States have played a critical role in U.S. climate policy. The federal government is now supporting that role with federal funding for states. In the meantime, a number of states have moved a step further in plans to phase out gas and diesel vehicles. Two key states have ramped up their plans for carbon neutrality, while offshore wind made a big step forward in the Midwest, of all places.
The first of these developments is federal support for states. The Infrastructure Investment and Jobs Act provides $5 billion in funding for states to help develop a national EV charging network. Last month, the Department of Energy solicited applications from states to develop clean energy projects. Funding is available by state: California can apply for $30 million; Texas is eligible for up to $33 million; and New York could see about $17 million.
The Inflation Reduction Act provides another important source of state funding. A key provision (IRA § 60114) appropriates $250 million to support emission reduction planning by state governments. This is especially important for smaller states that want to decarbonize but may not have the resources for the kind of scoping plan that a state like California can afford. The possibility of snagging some of this funding may also help nudge some lagging states to think seriously about cutting carbon emissions.
Another development with multi-state implications involves electric vehicles. Under the Clean Air Act, California has the unique ability to set its own standards for tailpipe emissions from new vehicles, including greenhouse gases. Other states can then piggyback on California’s efforts. California has now adopted a rule phasing out gas and diesel vehicles by 2035. There are some aggressive milestone requirements: 35 percent of new vehicles must be electric by 2026 and 68 percent in 2030. Washington State, Massachusetts, and Virginia are all legally committed to follow the California standard. Oregon seems likely to do so soon. New York has a similar goal but apparently no specific mandate yet in place.

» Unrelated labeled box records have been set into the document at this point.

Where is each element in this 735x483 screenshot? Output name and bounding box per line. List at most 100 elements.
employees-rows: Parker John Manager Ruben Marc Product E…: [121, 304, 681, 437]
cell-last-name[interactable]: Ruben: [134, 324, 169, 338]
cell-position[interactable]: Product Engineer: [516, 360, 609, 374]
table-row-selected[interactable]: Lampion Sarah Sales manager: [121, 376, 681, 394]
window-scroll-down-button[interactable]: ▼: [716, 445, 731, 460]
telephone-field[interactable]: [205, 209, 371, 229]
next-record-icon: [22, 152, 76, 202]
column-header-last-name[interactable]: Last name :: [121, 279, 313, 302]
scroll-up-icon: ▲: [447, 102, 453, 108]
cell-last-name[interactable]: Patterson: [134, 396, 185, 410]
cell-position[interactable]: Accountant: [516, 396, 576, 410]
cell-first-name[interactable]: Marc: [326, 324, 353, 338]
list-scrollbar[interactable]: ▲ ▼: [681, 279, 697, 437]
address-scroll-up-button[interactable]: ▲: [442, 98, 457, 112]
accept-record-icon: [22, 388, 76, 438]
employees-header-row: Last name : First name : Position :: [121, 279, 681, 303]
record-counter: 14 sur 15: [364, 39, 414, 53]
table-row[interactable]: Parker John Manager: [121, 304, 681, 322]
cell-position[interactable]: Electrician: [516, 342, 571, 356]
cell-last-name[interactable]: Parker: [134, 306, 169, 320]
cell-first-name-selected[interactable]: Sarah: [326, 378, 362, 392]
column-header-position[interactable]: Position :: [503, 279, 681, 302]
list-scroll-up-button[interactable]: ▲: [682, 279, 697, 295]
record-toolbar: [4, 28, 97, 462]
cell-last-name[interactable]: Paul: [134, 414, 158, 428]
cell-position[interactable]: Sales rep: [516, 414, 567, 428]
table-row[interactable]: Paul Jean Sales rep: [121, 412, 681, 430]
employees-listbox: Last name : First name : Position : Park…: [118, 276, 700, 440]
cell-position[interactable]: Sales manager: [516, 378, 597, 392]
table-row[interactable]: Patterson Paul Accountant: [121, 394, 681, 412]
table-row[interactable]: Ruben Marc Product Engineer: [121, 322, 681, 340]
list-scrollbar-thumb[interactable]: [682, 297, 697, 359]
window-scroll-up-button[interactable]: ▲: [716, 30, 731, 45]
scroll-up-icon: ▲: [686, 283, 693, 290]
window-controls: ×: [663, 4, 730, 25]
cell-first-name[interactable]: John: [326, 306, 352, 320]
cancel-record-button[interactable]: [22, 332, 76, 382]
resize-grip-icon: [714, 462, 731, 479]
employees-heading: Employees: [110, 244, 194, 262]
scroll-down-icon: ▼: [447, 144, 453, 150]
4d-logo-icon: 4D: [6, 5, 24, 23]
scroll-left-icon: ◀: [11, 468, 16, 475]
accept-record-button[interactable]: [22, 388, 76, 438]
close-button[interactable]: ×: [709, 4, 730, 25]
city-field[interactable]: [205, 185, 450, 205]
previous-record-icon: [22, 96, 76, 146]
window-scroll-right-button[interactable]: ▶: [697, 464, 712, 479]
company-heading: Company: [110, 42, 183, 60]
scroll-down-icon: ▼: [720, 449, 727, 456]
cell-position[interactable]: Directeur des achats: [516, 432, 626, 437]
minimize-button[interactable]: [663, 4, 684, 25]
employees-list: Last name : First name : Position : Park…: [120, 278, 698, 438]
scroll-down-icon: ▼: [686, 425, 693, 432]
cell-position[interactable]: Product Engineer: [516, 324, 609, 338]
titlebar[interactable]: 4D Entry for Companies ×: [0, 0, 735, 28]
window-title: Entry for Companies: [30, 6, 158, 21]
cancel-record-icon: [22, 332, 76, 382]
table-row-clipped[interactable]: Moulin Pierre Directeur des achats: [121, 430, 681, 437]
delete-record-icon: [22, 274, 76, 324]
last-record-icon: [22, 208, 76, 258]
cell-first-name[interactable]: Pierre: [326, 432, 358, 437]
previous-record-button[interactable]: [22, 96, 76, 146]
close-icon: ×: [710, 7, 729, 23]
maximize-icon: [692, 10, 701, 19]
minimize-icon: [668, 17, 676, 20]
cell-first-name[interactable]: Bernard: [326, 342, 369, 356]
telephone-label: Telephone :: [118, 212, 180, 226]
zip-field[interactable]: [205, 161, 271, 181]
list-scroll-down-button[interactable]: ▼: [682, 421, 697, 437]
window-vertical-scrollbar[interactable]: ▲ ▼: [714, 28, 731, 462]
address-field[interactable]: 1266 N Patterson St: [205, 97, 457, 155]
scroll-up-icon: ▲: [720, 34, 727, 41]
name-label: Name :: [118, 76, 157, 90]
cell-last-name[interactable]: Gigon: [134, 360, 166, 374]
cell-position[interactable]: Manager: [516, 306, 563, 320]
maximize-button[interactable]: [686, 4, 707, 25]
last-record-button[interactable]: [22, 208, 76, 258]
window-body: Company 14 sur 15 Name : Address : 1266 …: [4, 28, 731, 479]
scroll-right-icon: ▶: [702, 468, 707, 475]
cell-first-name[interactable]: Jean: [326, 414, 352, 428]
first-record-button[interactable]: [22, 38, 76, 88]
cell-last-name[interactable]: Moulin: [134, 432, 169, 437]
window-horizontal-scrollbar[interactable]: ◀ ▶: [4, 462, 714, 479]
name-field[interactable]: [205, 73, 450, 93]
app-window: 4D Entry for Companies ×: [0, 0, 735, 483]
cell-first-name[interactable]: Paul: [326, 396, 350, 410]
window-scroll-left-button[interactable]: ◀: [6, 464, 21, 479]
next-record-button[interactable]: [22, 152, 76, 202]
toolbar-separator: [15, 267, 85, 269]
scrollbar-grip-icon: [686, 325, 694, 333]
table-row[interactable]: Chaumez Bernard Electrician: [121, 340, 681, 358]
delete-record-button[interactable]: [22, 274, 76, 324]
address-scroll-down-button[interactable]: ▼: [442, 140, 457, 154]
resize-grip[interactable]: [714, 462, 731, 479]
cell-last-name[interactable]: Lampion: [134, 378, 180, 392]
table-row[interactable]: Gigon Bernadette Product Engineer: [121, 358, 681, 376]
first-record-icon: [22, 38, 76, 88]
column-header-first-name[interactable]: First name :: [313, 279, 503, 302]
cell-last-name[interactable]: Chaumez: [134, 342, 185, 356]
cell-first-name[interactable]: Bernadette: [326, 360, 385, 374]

There’ve been some other major developments in California. Last week, the legislature passed a major package of laws pushed by Governor Gavin Newsome, including measures that will require the state to become carbon-neutral by 2045, produce 90 percent of its electricity from clean sources by 2035, create safety zones around oil wells near homes, and draft rules for carbon capture technology. Part of the package was a measure to keep the Diablo Canyon nuclear plant open longer before phasing it out.
In the meantime, a California agency has set goals of generating five gigawatts from offshore wind by 2030 and twenty-five gigawatts by 2045. Halfway across the country, offshore wind got another boost from an Ohio Supreme Court decision that upheld a permit for what could be North America’s first freshwater wind farm on one of the Great Lakes.
On the East Coast, Massachusetts’s GOP governor, Charlie Baker, approved sweeping climate legislation that will help the state meet its net zero by 2050 target. The legislation directs investment toward renewables, the power grid, and stationary storage. Notably, the legislation will allow ten municipalities to ban natural gas use in new buildings. The law also includes funding for offshore wind energy and electricity grid improvements, as well as incentives for electric vehicles and appliances.
I predict that we’ll see a wave of legislation and agency regulation at the state level, sparked by federal legislation. It’s not just the direct funding for state governments that makes me think this. It’s also the fact that the Infrastructure Investment and Jobs Act and the IRA will lower the cost of cutting carbon emissions for firms and consumers. That’s going to make it feasible for state regulators to be a lot more aggressive.